How Much Need for Truth within Conflict Resolution?
During my studies over Transitional Justice in Argentina, I came across an original mechanism of prosecution: the Juicios por la verdad. They were a criminal procedure adopted in the Nineties, which aimed at the mere discovery of the truth. Based only on the enquiry phase, these proceeding-like instruments lacked one of the trial’s goals: the injunction of a penalty to the perpetrator of a crime. The victims’ families (called secondary victims) turned to the judges, claiming for the discovery of past atrocities and the whereabouts of the missing bodies. They demanded the satisfaction of their right to know the fate of their disappeared beloved, as well as that to bury and to mourn them.

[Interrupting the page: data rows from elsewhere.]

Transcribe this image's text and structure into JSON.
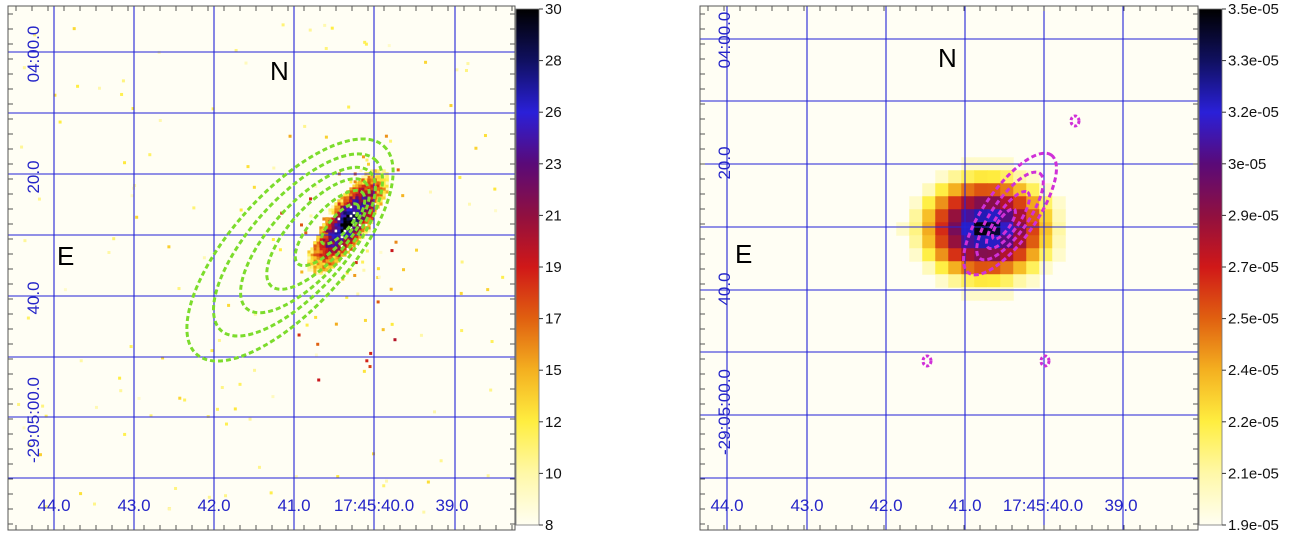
{
  "chart_data": [
    {
      "type": "heatmap",
      "panel": "left",
      "title": "",
      "xlabel": "",
      "ylabel": "",
      "ra_tick_labels": [
        "44.0",
        "43.0",
        "42.0",
        "41.0",
        "17:45:40.0",
        "39.0"
      ],
      "dec_tick_labels": [
        "04:00.0",
        "20.0",
        "40.0",
        "-29:05:00.0"
      ],
      "compass": {
        "north": "N",
        "east": "E"
      },
      "colorbar": {
        "min": 8,
        "max": 30,
        "tick_labels": [
          "30",
          "28",
          "26",
          "23",
          "21",
          "19",
          "17",
          "15",
          "12",
          "10",
          "8"
        ],
        "colormap": [
          "#fffef2",
          "#fff8a8",
          "#ffee40",
          "#f4b020",
          "#e06010",
          "#d01818",
          "#901040",
          "#5a0a78",
          "#2a20d8",
          "#101060",
          "#000000"
        ]
      },
      "contour_color": "#7cdc2c",
      "contour_style": "dashed",
      "emission": "elongated bright source oriented from lower-left to upper-right, peak near RA 17:45:40.3, Dec -29:04:30",
      "contours": "green dashed nested ellipses (~6 levels) centred near RA 17:45:41, Dec -29:04:33"
    },
    {
      "type": "heatmap",
      "panel": "right",
      "title": "",
      "xlabel": "",
      "ylabel": "",
      "ra_tick_labels": [
        "44.0",
        "43.0",
        "42.0",
        "41.0",
        "17:45:40.0",
        "39.0"
      ],
      "dec_tick_labels": [
        "04:00.0",
        "20.0",
        "40.0",
        "-29:05:00.0"
      ],
      "compass": {
        "north": "N",
        "east": "E"
      },
      "colorbar": {
        "min": "1.9e-05",
        "max": "3.5e-05",
        "tick_labels": [
          "3.5e-05",
          "3.3e-05",
          "3.2e-05",
          "3e-05",
          "2.9e-05",
          "2.7e-05",
          "2.5e-05",
          "2.4e-05",
          "2.2e-05",
          "2.1e-05",
          "1.9e-05"
        ],
        "colormap": [
          "#fffef2",
          "#fff8a8",
          "#ffee40",
          "#f4b020",
          "#e06010",
          "#d01818",
          "#901040",
          "#5a0a78",
          "#2a20d8",
          "#101060",
          "#000000"
        ]
      },
      "contour_color": "#d030d8",
      "contour_style": "dashed",
      "emission": "compact blob centred near RA 17:45:40.6, Dec -29:04:32",
      "contours": "magenta dashed contours elongated toward upper-right, plus small islands"
    }
  ]
}
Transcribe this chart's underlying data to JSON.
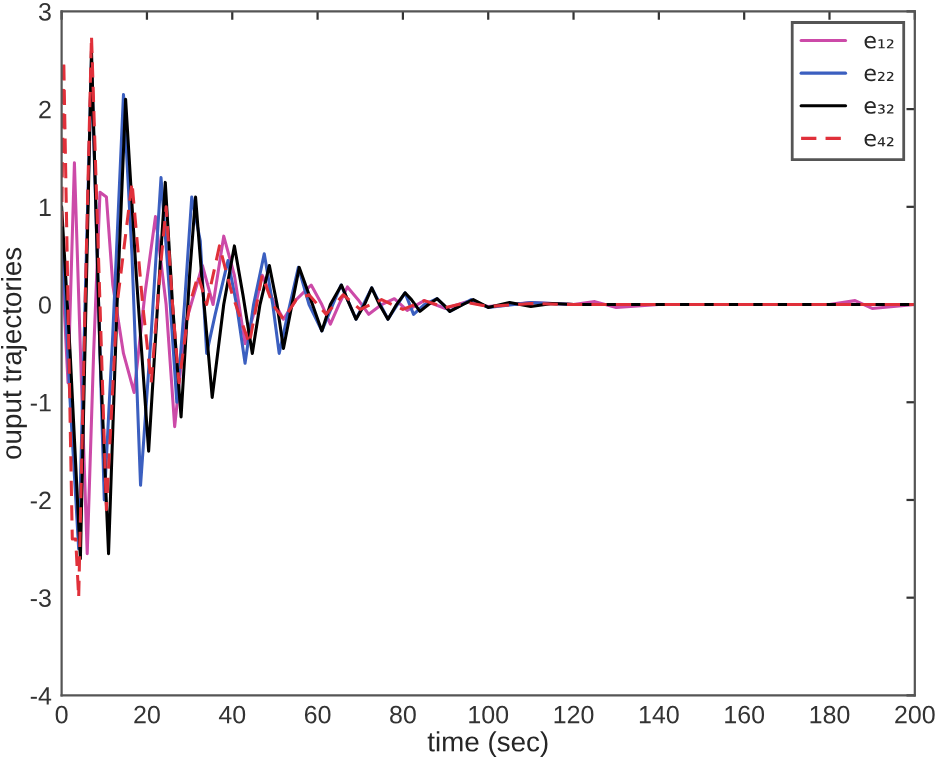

Criminal legal reasons, the existence of amnesty laws and legal pardons, pushed the families to ask for truth, rather than for justice. Nevertheless, along with Argentina, other countries distinguished themselves for the same strain for truth, within the context of Transitional Justice. The spread of Truth and Reconciliation Commissions in South America as well as in Africa testifies an increasing attention towards the establishment of truth, as part of the procedure to solve a conflict. Involving the personal and the collective sphere of interaction, the process of truth revelation provides the community with a shared narrative, leading towards a nation-building process. On the other hand, the victim finds an answer to what Procedural Justice identifies as the need to rationally control emotions, through the acknowledgement of the crimes and their motivations. This rationalisation comes from the human desire to seek closure: the enlightenment over the fate of one’s beloved delivers the victim from the anxiety of uncertainty.
A procedure that supports the broad discovery of truth, potentially through dialogue between the parties, will better satisfy this victim’s need.